Methods Using Cre lines that recombine in different subsets of arterial, capillary-venous or endothelial tip cells, we showed that capillary-venous Alk1 deletion was sufficient to induce AVM formation in the postnatal retina.
Results ALK1 deletion impaired capillary-venous endothelial cell polarization against the direction of blood flow in vivo and in vitro. Mechanistically, ALK1 deficient cells exhibited increased integrin signaling interaction with VEGFR2, which enhanced downstream YAP/TAZ nuclear translocation. Pharmacological inhibition of integrin or YAP/TAZ signaling rescued flow migration coupling and prevented vascular malformations in Alk1 deficient mice.

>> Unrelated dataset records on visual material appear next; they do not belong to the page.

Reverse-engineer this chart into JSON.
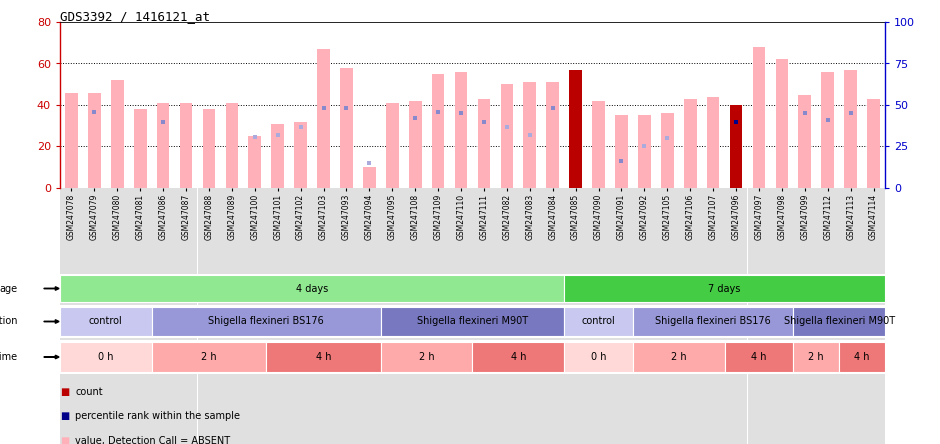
{
  "title": "GDS3392 / 1416121_at",
  "samples": [
    "GSM247078",
    "GSM247079",
    "GSM247080",
    "GSM247081",
    "GSM247086",
    "GSM247087",
    "GSM247088",
    "GSM247089",
    "GSM247100",
    "GSM247101",
    "GSM247102",
    "GSM247103",
    "GSM247093",
    "GSM247094",
    "GSM247095",
    "GSM247108",
    "GSM247109",
    "GSM247110",
    "GSM247111",
    "GSM247082",
    "GSM247083",
    "GSM247084",
    "GSM247085",
    "GSM247090",
    "GSM247091",
    "GSM247092",
    "GSM247105",
    "GSM247106",
    "GSM247107",
    "GSM247096",
    "GSM247097",
    "GSM247098",
    "GSM247099",
    "GSM247112",
    "GSM247113",
    "GSM247114"
  ],
  "bar_values": [
    46,
    46,
    52,
    38,
    41,
    41,
    38,
    41,
    25,
    31,
    32,
    67,
    58,
    10,
    41,
    42,
    55,
    56,
    43,
    50,
    51,
    51,
    57,
    42,
    35,
    35,
    36,
    43,
    44,
    40,
    68,
    62,
    45,
    56,
    57,
    43
  ],
  "rank_values": [
    null,
    46,
    null,
    null,
    40,
    null,
    null,
    null,
    null,
    null,
    null,
    48,
    48,
    null,
    null,
    42,
    46,
    45,
    40,
    null,
    null,
    48,
    null,
    null,
    16,
    null,
    null,
    null,
    null,
    40,
    null,
    null,
    45,
    41,
    45,
    null
  ],
  "absent_rank_values": [
    null,
    null,
    null,
    null,
    null,
    null,
    null,
    null,
    31,
    32,
    37,
    null,
    null,
    15,
    null,
    null,
    null,
    null,
    null,
    37,
    32,
    null,
    null,
    null,
    null,
    25,
    30,
    null,
    null,
    null,
    null,
    null,
    null,
    null,
    null,
    null
  ],
  "highlighted_bars": [
    22,
    29
  ],
  "ylim_left": [
    0,
    80
  ],
  "ylim_right": [
    0,
    100
  ],
  "yticks_left": [
    0,
    20,
    40,
    60,
    80
  ],
  "yticks_right": [
    0,
    25,
    50,
    75,
    100
  ],
  "age_groups": [
    {
      "label": "4 days",
      "start": 0,
      "end": 22,
      "color": "#90e890"
    },
    {
      "label": "7 days",
      "start": 22,
      "end": 36,
      "color": "#44cc44"
    }
  ],
  "infection_groups": [
    {
      "label": "control",
      "start": 0,
      "end": 4,
      "color": "#c8c8f0"
    },
    {
      "label": "Shigella flexineri BS176",
      "start": 4,
      "end": 14,
      "color": "#9898d8"
    },
    {
      "label": "Shigella flexineri M90T",
      "start": 14,
      "end": 22,
      "color": "#7878c0"
    },
    {
      "label": "control",
      "start": 22,
      "end": 25,
      "color": "#c8c8f0"
    },
    {
      "label": "Shigella flexineri BS176",
      "start": 25,
      "end": 32,
      "color": "#9898d8"
    },
    {
      "label": "Shigella flexineri M90T",
      "start": 32,
      "end": 36,
      "color": "#7878c0"
    }
  ],
  "time_groups": [
    {
      "label": "0 h",
      "start": 0,
      "end": 4,
      "color": "#ffd8d8"
    },
    {
      "label": "2 h",
      "start": 4,
      "end": 9,
      "color": "#ffaaaa"
    },
    {
      "label": "4 h",
      "start": 9,
      "end": 14,
      "color": "#ee7777"
    },
    {
      "label": "2 h",
      "start": 14,
      "end": 18,
      "color": "#ffaaaa"
    },
    {
      "label": "4 h",
      "start": 18,
      "end": 22,
      "color": "#ee7777"
    },
    {
      "label": "0 h",
      "start": 22,
      "end": 25,
      "color": "#ffd8d8"
    },
    {
      "label": "2 h",
      "start": 25,
      "end": 29,
      "color": "#ffaaaa"
    },
    {
      "label": "4 h",
      "start": 29,
      "end": 32,
      "color": "#ee7777"
    },
    {
      "label": "2 h",
      "start": 32,
      "end": 34,
      "color": "#ffaaaa"
    },
    {
      "label": "4 h",
      "start": 34,
      "end": 36,
      "color": "#ee7777"
    }
  ],
  "bar_color_normal": "#ffb0b8",
  "bar_color_highlight": "#bb0000",
  "rank_color_normal": "#8888cc",
  "rank_color_highlight": "#000088",
  "absent_rank_color": "#aaaadd",
  "bg_color": "#ffffff",
  "grid_color": "#000000",
  "left_axis_color": "#cc0000",
  "right_axis_color": "#0000cc",
  "xtick_bg": "#e0e0e0",
  "row_label_color": "#000000"
}
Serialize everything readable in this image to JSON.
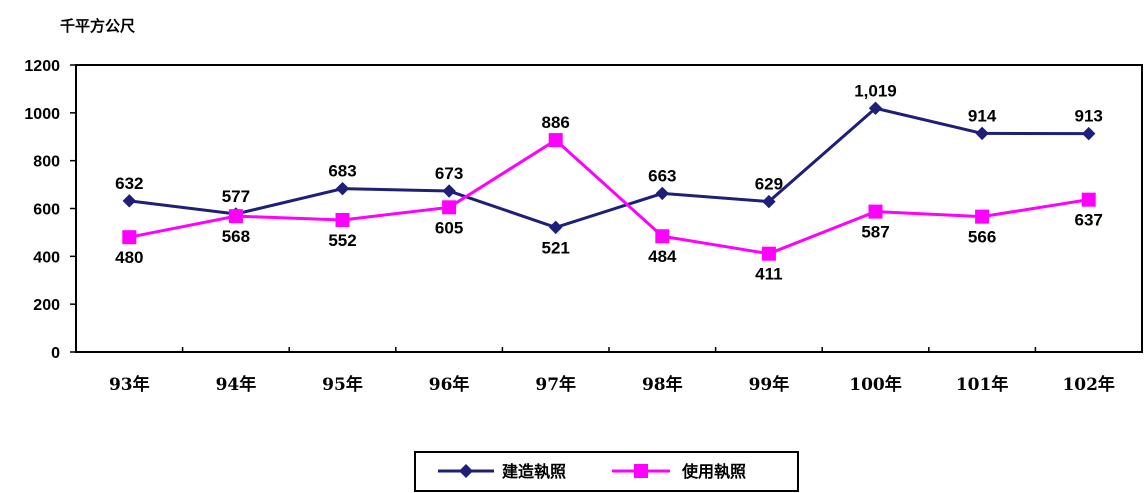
{
  "chart_data": {
    "type": "line",
    "unit_label": "千平方公尺",
    "categories": [
      "93年",
      "94年",
      "95年",
      "96年",
      "97年",
      "98年",
      "99年",
      "100年",
      "101年",
      "102年"
    ],
    "ylim": [
      0,
      1200
    ],
    "yticks": [
      "0",
      "200",
      "400",
      "600",
      "800",
      "1000",
      "1200"
    ],
    "grid": false,
    "legend_position": "bottom-center",
    "series": [
      {
        "name": "建造執照",
        "color": "#1F1F7A",
        "marker": "diamond",
        "values": [
          632,
          577,
          683,
          673,
          521,
          663,
          629,
          1019,
          914,
          913
        ],
        "labels": [
          "632",
          "577",
          "683",
          "673",
          "521",
          "663",
          "629",
          "1,019",
          "914",
          "913"
        ]
      },
      {
        "name": "使用執照",
        "color": "#FF00FF",
        "marker": "square",
        "values": [
          480,
          568,
          552,
          605,
          886,
          484,
          411,
          587,
          566,
          637
        ],
        "labels": [
          "480",
          "568",
          "552",
          "605",
          "886",
          "484",
          "411",
          "587",
          "566",
          "637"
        ]
      }
    ]
  }
}
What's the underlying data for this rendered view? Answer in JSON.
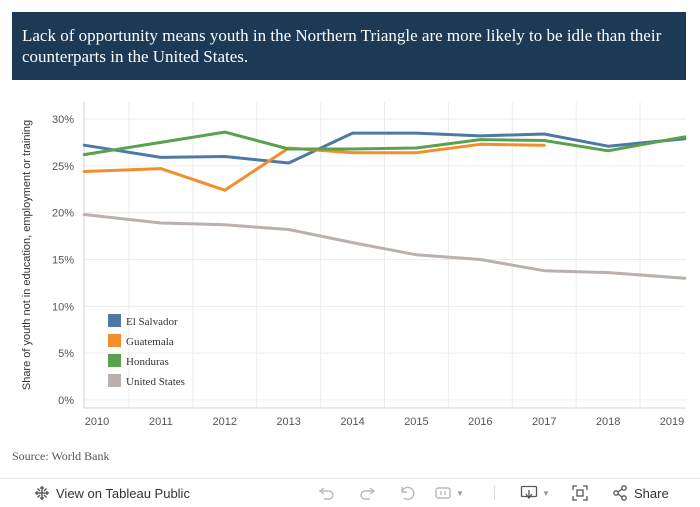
{
  "title": "Lack of opportunity means youth in the Northern Triangle are more likely to be idle than their counterparts in the United States.",
  "source": "Source: World Bank",
  "toolbar": {
    "view_label": "View on Tableau Public",
    "share_label": "Share",
    "icons": [
      "tableau-logo-icon",
      "undo-icon",
      "redo-icon",
      "revert-icon",
      "pause-icon",
      "download-icon",
      "fullscreen-icon",
      "share-icon"
    ]
  },
  "colors": {
    "header_bg": "#1c3a56",
    "el_salvador": "#4e79a7",
    "guatemala": "#f28e2b",
    "honduras": "#59a14f",
    "united_states": "#bab0ac"
  },
  "chart_data": {
    "type": "line",
    "title": "",
    "xlabel": "",
    "ylabel": "Share of youth not in education, employment or training",
    "x": [
      2010,
      2011,
      2012,
      2013,
      2014,
      2015,
      2016,
      2017,
      2018,
      2019
    ],
    "x_ticks": [
      "2010",
      "2011",
      "2012",
      "2013",
      "2014",
      "2015",
      "2016",
      "2017",
      "2018",
      "2019"
    ],
    "ylim": [
      0,
      31
    ],
    "y_ticks": [
      0,
      5,
      10,
      15,
      20,
      25,
      30
    ],
    "y_tick_labels": [
      "0%",
      "5%",
      "10%",
      "15%",
      "20%",
      "25%",
      "30%"
    ],
    "grid": true,
    "legend_position": "bottom-left",
    "series": [
      {
        "name": "El Salvador",
        "color": "#4e79a7",
        "points": [
          [
            2009.8,
            27.2
          ],
          [
            2011,
            25.9
          ],
          [
            2012,
            26.0
          ],
          [
            2013,
            25.3
          ],
          [
            2014,
            28.5
          ],
          [
            2015,
            28.5
          ],
          [
            2016,
            28.2
          ],
          [
            2017,
            28.4
          ],
          [
            2018,
            27.1
          ],
          [
            2019.2,
            27.9
          ]
        ]
      },
      {
        "name": "Guatemala",
        "color": "#f28e2b",
        "points": [
          [
            2009.8,
            24.4
          ],
          [
            2011,
            24.7
          ],
          [
            2012,
            22.4
          ],
          [
            2013,
            26.9
          ],
          [
            2014,
            26.4
          ],
          [
            2015,
            26.4
          ],
          [
            2016,
            27.3
          ],
          [
            2017,
            27.2
          ]
        ]
      },
      {
        "name": "Honduras",
        "color": "#59a14f",
        "points": [
          [
            2009.8,
            26.2
          ],
          [
            2011,
            27.5
          ],
          [
            2012,
            28.6
          ],
          [
            2013,
            26.8
          ],
          [
            2014,
            26.8
          ],
          [
            2015,
            26.9
          ],
          [
            2016,
            27.8
          ],
          [
            2017,
            27.7
          ],
          [
            2018,
            26.6
          ],
          [
            2019.2,
            28.1
          ]
        ]
      },
      {
        "name": "United States",
        "color": "#bab0ac",
        "points": [
          [
            2009.8,
            19.8
          ],
          [
            2011,
            18.9
          ],
          [
            2012,
            18.7
          ],
          [
            2013,
            18.2
          ],
          [
            2014,
            16.8
          ],
          [
            2015,
            15.5
          ],
          [
            2016,
            15.0
          ],
          [
            2017,
            13.8
          ],
          [
            2018,
            13.6
          ],
          [
            2019.2,
            13.0
          ]
        ]
      }
    ]
  }
}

Conclusions Our study reveals ALK1 as an essential driver of flow-induced endothelial cell migration and identifies loss of flow-migration coupling as a driver of AVM formation in HHT disease. Integrin-YAP/TAZ signaling blockers are new potential targets to prevent vascular malformations in HHT patients.
Competing Interest Statement
The authors have declared no competing interest.